Today’s blog (ok, today’s second blog) is brought to you by a leek, a daffodil, a girl in a Welsh costume and a lot of security guards and two policemen.

Today, 01 March, performance artist Kathryn Ashill, as sweet a human being as you could hope to meet and one who loves Wales, decided to mark St David’s Day with a performance on the steps of the Senedd,  home of the Welsh Assembly Government, in Cardiff Bay.

She began by scrubbing at the slate steps, as a small crowd gathered and began to swell. The crowd were good humoured in the last of the sunshine, taking pictures and smiling as Kath carried on scrubbing at the slate.
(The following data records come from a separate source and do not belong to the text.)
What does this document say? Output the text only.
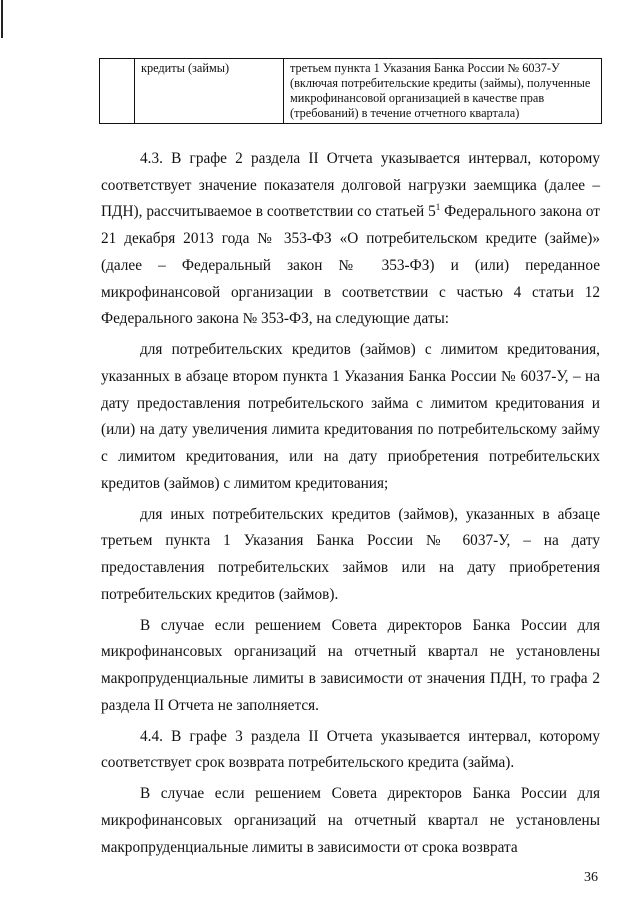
	кредиты (займы)	третьем пункта 1 Указания Банка России № 6037-У (включая потребительские кредиты (займы), полученные микрофинансовой организацией в качестве прав (требований) в течение отчетного квартала)

4.3. В графе 2 раздела II Отчета указывается интервал, которому соответствует значение показателя долговой нагрузки заемщика (далее – ПДН), рассчитываемое в соответствии со статьей $5^1$ Федерального закона от 21 декабря 2013 года № 353-ФЗ «О потребительском кредите (займе)» (далее – Федеральный закон № 353-ФЗ) и (или) переданное микрофинансовой организации в соответствии с частью 4 статьи 12 Федерального закона № 353-ФЗ, на следующие даты:

для потребительских кредитов (займов) с лимитом кредитования, указанных в абзаце втором пункта 1 Указания Банка России № 6037-У, – на дату предоставления потребительского займа с лимитом кредитования и (или) на дату увеличения лимита кредитования по потребительскому займу с лимитом кредитования, или на дату приобретения потребительских кредитов (займов) с лимитом кредитования;

для иных потребительских кредитов (займов), указанных в абзаце третьем пункта 1 Указания Банка России № 6037-У, – на дату предоставления потребительских займов или на дату приобретения потребительских кредитов (займов).

В случае если решением Совета директоров Банка России для микрофинансовых организаций на отчетный квартал не установлены макропруденциальные лимиты в зависимости от значения ПДН, то графа 2 раздела II Отчета не заполняется.

4.4. В графе 3 раздела II Отчета указывается интервал, которому соответствует срок возврата потребительского кредита (займа).

В случае если решением Совета директоров Банка России для микрофинансовых организаций на отчетный квартал не установлены макропруденциальные лимиты в зависимости от срока возврата

36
In the background two security guards watched, a little bemused. Finally it proved too much for them and they asked her to move down to the steps just outside of the projecting wooden roof. So she did.

After she’d scrubbed for a while, she got out a piece of chalk and began to write:

“Gwisg Cenhinen yn eich cap a gwisg hi yn eich calon

By now the security guards were getting jittery. They moved closer to see what she was doing. She carried on writing until they told her to stop.  She said that she wasn’t writing anything offensive. They told her to stop. She protested. they told her that if she didn’t stop they would call the police. She pointed out that it was a public place, the home of Welsh Government and it was St David’s Day.  And what she was chalking was not offensive. They called the police.

Eventually a solitary policeman arrived. Kathryn was giving out pictures of herself and her family celebrating St David’s Day. “This is me, this is my brother, this is my sister”, she said, in Welsh, pointing at each family member before giving the picture to its recipient. Then she thanked us for coming “Diolch am ddod”,  kissed us and moved on. The security guards wouldn’t accept a picture, nor would the uniformed policeman and his plain clothes colleague.

They told her she had to wash away the chalk. She said, with a smile, that she wouldn’t, that it would probably rain soon. The security guards got most aerated. In the end the policeman negotiated for the Senedd janitor to wash it away in the morning. Kathryn said that perhaps the Welsh-speaking AMs would like the message she had left for them.

So what did she write? What provoked such outrage and ruffled the feathers of the daffodil wearing security guards.

She wrote:

“Wear a leek in your hat and wear it in your heart.”

Gwyl Dewi Sant hapus i’ch chi gyd! Happy Saint David’s Day!